Agnes Maxwell MacLeod

Last updated

Agnes Maxwell Macleod (born c. 1783; died 1879) also known as Mrs. Norman Macleod was a Scottish poet. She is best known as the author of the ballad Sound the Pibroch . [1]

Contents

Life

Agnes Maxwell was born on the Isle of Mull, in the Inner Hebrides, the daughter of James Maxwell of Aros, the Duke of Argyll's Chamberlain of Mull and Morvern [2] . In her early youth, she lived with an uncle and aunt in Drumdrissaig, on the western coast of Knapdale.

The Historian Philip Gaskell described the close friendship of Agnes Maxwell with Catherine MacLachlan the eldest daughter of Argyll's tacksman at Rahoy in his book Morvern Transformed.
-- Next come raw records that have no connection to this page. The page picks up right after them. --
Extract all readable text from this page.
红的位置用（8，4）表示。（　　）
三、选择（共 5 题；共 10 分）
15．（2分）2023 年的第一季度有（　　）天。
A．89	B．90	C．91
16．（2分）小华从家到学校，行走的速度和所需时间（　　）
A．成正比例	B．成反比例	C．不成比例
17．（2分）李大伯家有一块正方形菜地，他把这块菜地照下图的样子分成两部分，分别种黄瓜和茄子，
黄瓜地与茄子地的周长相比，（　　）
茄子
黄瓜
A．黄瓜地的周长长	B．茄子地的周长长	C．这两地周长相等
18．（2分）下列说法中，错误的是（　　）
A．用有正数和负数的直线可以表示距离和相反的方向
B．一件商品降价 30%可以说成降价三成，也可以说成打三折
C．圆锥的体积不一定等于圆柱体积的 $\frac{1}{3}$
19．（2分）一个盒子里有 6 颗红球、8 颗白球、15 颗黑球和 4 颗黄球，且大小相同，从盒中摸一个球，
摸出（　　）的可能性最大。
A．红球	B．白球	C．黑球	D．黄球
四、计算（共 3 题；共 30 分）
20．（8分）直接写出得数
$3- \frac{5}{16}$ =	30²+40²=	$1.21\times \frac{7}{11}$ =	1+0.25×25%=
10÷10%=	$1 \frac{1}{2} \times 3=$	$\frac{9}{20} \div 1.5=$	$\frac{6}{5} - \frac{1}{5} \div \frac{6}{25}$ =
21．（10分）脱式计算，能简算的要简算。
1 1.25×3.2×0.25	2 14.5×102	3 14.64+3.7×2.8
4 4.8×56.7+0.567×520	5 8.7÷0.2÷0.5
He noted that "Catherine being the eldest girl with many brothers between her and the next sister, was educated six months of the year at home by a governess, and the remaining six other months at Aros, in Mull, with her friend Miss Maxwell (afterwards Mrs Norman Macleod), the governess dividing her time equally between the two households." [2]

When of age, Agnes went to an Edinburgh finishing school, then returned to Mull. She later met the Reverend Norman Macleod, a Church of Scotland minister and married him in 1811.

Agnes’s husband, the Reverend Norman Macleod (1783–1862), was the son of Norman Macleod (1745–1824), the long-serving minister of Morvern, whose home was the manse of Fiunary near Lochaline. According to contemporary memoirs, the Macleod and Maxwell families lived on opposite shores of the Sound of Mull during their youth, and the Fiunary manse was remembered as a large and affectionate household closely connected to the parish [3] .

The importance of Fiunary to the Macleod family is reflected in the poem Farewell to Fiunary by Agnes’s son, Norman Macleod, which was widely sung in both English and Gaelic throughout the Highlands during the nineteenth century [1] .

Agnes’s friend Catherine MacLachlan (1786–1825) married John Sinclair of Lochaline in 1814 and they built Lochaline House next door to the manse of Fiunary. Catherine died in childbirth in 1825 [2] .

Agnes spent the next nearly-sixty years as a minister's wife in Campbeltown, Campsie, and at St Columba Church in Glasgow.

Agnes and Norman Macleod had five sons and six daughters. According to the Dictionary of National Biography, the two elder sons, Norman (1812–1872) and Donald, became ministers of the Church of Scotland [4]

Poetry and legacy

Agnes Macleod was the wife of a poet and the mother of poets, and a poet herself. She would go on to write and compile a poetry collection called Songs of the North, that would be edited by her granddaughter Annie Campbell Macleod Wilson, Harold Boulton, and Malcolm Lawson, and which was dedicated to Queen Victoria. [1] One of the songs it contains is Sound the Pibroch , which is about the Jacobite Uprising of 1745, and which has since been recorded by The Corries and many other Scottish folk music bands.

References

  1. 1 2 3 Harvey, William (1897). The Harp of Stirlingshire. Paisley: J. and R. Parlane. pp. 106–107.PD-icon.svg This article incorporates text from this source, which is in the public domain .
  2. 1 2 3 Gaskell, Morvern Transformed, p. 223 to 233
  3. Macleod, Donald (1877). Memoir of Norman Macleod. Macmillan and Co. p. xi. Retrieved 13 January 2026.
  4. "Macleod, Norman (1783-1862)"  . Dictionary of National Biography . Vol. 35. 1893. p. 216-217.